During the service, John's stepfather, mother, and aunt relive the past
in their minds. All three moved from the South to the North to improve
their lives but found only frustration and bitterness. As the adults
pray, John undergoes a dramatic religious experience in which he faces
the suffering that is his heritage. At dawn he arises, feeling a new
joy and strength.
- Background Music.
To help students appreciate the religious environment of the novel,
play a recording of spirituals or gospel music.
- Tapping Prior Knowledge: Parent/Child Relationships.
A central conflict in Go Tell it on the Mountain is a teenage
boy's troubled relationship with his stern and disapproving father.

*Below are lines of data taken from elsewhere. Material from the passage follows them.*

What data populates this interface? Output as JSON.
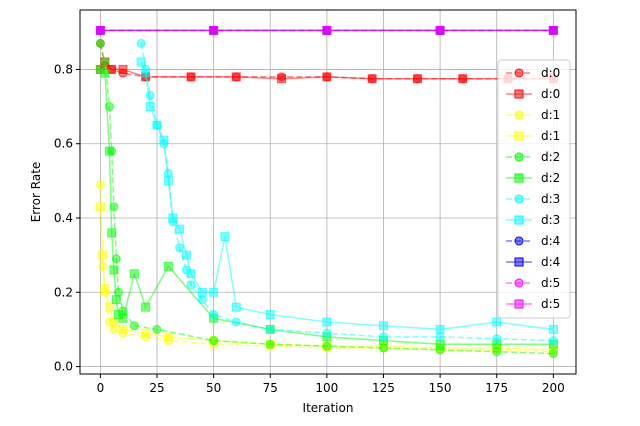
{
  "chart_data": {
    "type": "line",
    "xlabel": "Iteration",
    "ylabel": "Error Rate",
    "xlim": [
      -9,
      210
    ],
    "ylim": [
      -0.02,
      0.96
    ],
    "xticks": [
      0,
      25,
      50,
      75,
      100,
      125,
      150,
      175,
      200
    ],
    "yticks": [
      0.0,
      0.2,
      0.4,
      0.6,
      0.8
    ],
    "ytick_labels": [
      "0.0",
      "0.2",
      "0.4",
      "0.6",
      "0.8"
    ],
    "grid": true,
    "legend_position": "right",
    "series": [
      {
        "name": "d:0",
        "marker": "circle",
        "linestyle": "dashed",
        "color": "#ff0000",
        "x": [
          0,
          2,
          5,
          10,
          20,
          40,
          60,
          80,
          100,
          120,
          140,
          160,
          180,
          200
        ],
        "y": [
          0.87,
          0.81,
          0.8,
          0.79,
          0.78,
          0.78,
          0.78,
          0.78,
          0.78,
          0.775,
          0.775,
          0.775,
          0.775,
          0.775
        ]
      },
      {
        "name": "d:0",
        "marker": "square",
        "linestyle": "solid",
        "color": "#ff0000",
        "x": [
          0,
          2,
          5,
          10,
          20,
          40,
          60,
          80,
          100,
          120,
          140,
          160,
          180,
          200
        ],
        "y": [
          0.8,
          0.82,
          0.8,
          0.8,
          0.78,
          0.78,
          0.78,
          0.775,
          0.78,
          0.775,
          0.775,
          0.775,
          0.775,
          0.775
        ]
      },
      {
        "name": "d:1",
        "marker": "circle",
        "linestyle": "dashed",
        "color": "#ffff00",
        "x": [
          0,
          1,
          2,
          4,
          6,
          10,
          20,
          30,
          50,
          75,
          100,
          125,
          150,
          175,
          200
        ],
        "y": [
          0.49,
          0.27,
          0.2,
          0.12,
          0.1,
          0.09,
          0.08,
          0.07,
          0.06,
          0.055,
          0.05,
          0.05,
          0.045,
          0.045,
          0.04
        ]
      },
      {
        "name": "d:1",
        "marker": "square",
        "linestyle": "solid",
        "color": "#ffff00",
        "x": [
          0,
          1,
          2,
          4,
          6,
          10,
          20,
          30,
          50,
          75,
          100,
          125,
          150,
          175,
          200
        ],
        "y": [
          0.43,
          0.3,
          0.21,
          0.16,
          0.12,
          0.1,
          0.09,
          0.08,
          0.07,
          0.06,
          0.055,
          0.055,
          0.05,
          0.05,
          0.045
        ]
      },
      {
        "name": "d:2",
        "marker": "circle",
        "linestyle": "dashed",
        "color": "#00ff00",
        "x": [
          0,
          2,
          4,
          5,
          6,
          7,
          8,
          10,
          15,
          25,
          50,
          75,
          100,
          125,
          150,
          175,
          200
        ],
        "y": [
          0.87,
          0.82,
          0.7,
          0.58,
          0.43,
          0.29,
          0.2,
          0.15,
          0.11,
          0.1,
          0.07,
          0.06,
          0.055,
          0.05,
          0.045,
          0.04,
          0.035
        ]
      },
      {
        "name": "d:2",
        "marker": "square",
        "linestyle": "solid",
        "color": "#00ff00",
        "x": [
          0,
          2,
          4,
          5,
          6,
          7,
          8,
          10,
          15,
          20,
          30,
          50,
          75,
          100,
          125,
          150,
          175,
          200
        ],
        "y": [
          0.8,
          0.79,
          0.58,
          0.36,
          0.26,
          0.18,
          0.14,
          0.13,
          0.25,
          0.16,
          0.27,
          0.13,
          0.1,
          0.08,
          0.07,
          0.06,
          0.06,
          0.06
        ]
      },
      {
        "name": "d:3",
        "marker": "circle",
        "linestyle": "dashed",
        "color": "#00ffff",
        "x": [
          18,
          20,
          22,
          25,
          28,
          30,
          32,
          35,
          38,
          40,
          45,
          50,
          60,
          75,
          100,
          125,
          150,
          175,
          200
        ],
        "y": [
          0.87,
          0.8,
          0.73,
          0.65,
          0.6,
          0.52,
          0.39,
          0.32,
          0.26,
          0.22,
          0.18,
          0.14,
          0.12,
          0.1,
          0.09,
          0.08,
          0.08,
          0.075,
          0.07
        ]
      },
      {
        "name": "d:3",
        "marker": "square",
        "linestyle": "solid",
        "color": "#00ffff",
        "x": [
          18,
          20,
          22,
          25,
          28,
          30,
          32,
          35,
          38,
          40,
          45,
          50,
          55,
          60,
          75,
          100,
          125,
          150,
          175,
          200
        ],
        "y": [
          0.82,
          0.79,
          0.7,
          0.65,
          0.61,
          0.5,
          0.4,
          0.37,
          0.3,
          0.25,
          0.2,
          0.2,
          0.35,
          0.16,
          0.14,
          0.12,
          0.11,
          0.1,
          0.12,
          0.1
        ]
      },
      {
        "name": "d:4",
        "marker": "circle",
        "linestyle": "dashed",
        "color": "#0000ff",
        "x": [
          0,
          50,
          100,
          150,
          200
        ],
        "y": [
          0.905,
          0.905,
          0.905,
          0.905,
          0.905
        ]
      },
      {
        "name": "d:4",
        "marker": "square",
        "linestyle": "solid",
        "color": "#0000ff",
        "x": [
          0,
          50,
          100,
          150,
          200
        ],
        "y": [
          0.905,
          0.905,
          0.905,
          0.905,
          0.905
        ]
      },
      {
        "name": "d:5",
        "marker": "circle",
        "linestyle": "dashed",
        "color": "#ff00ff",
        "x": [
          0,
          50,
          100,
          150,
          200
        ],
        "y": [
          0.905,
          0.905,
          0.905,
          0.905,
          0.905
        ]
      },
      {
        "name": "d:5",
        "marker": "square",
        "linestyle": "solid",
        "color": "#ff00ff",
        "x": [
          0,
          50,
          100,
          150,
          200
        ],
        "y": [
          0.905,
          0.905,
          0.905,
          0.905,
          0.905
        ]
      }
    ]
  }
}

Have students imagine themselves living in a poor family headed by
a strict, religious father who wants them to do nothing but go to
church. Ask students to role-play the various reactions a teenager
might have to to such a situation.
Fire and Brimstone.
Have students prepare a dramatization of one of Gabriel's sermons,
such as the one at the Twenty-Four Elders Revival Meeting or the
one that Esther and her mother attend. Students might watch a videotape
of an African-American minister giving a sermon or a speech to try
to capture the rhythm of the speaking style. The videotape of the
"I Have a Dream" speech by Dr. Martin Luther King, Jr. is one possibility
that is available in many libraries.
- Mixed Media.
Ask students to make a collage depicting their impressions of some
aspect of the novel, such as John's vision, John's home, or Harlem
life. Remind students that in collages, they can combine drawing or
painting with photographs, newsprint, fabric, colored paper, or other
- The Great Migration.
Gabriel, Elizabeth, and Florence were all part of the Great Migration
of African Americans from the South to the North during the early
1900s. But their hopes and dreams were dashed. Ask students: How typical
were their experiences? Did the Great Migration result in any success
stories? Did some African Americans improve their lives? Have students
investigate the history of the Great Migration and prepare a report
on the experiences of African Americans, both positive and negative.
- Biblical Allusions.
Have students research one of the Biblical allusions from the novel,
such as the reference to Ezekiel's wheel or Jacob's Ladder. Have them
write a short essay identifying the source of the allusion and explaining
its meaning and significance in the novel.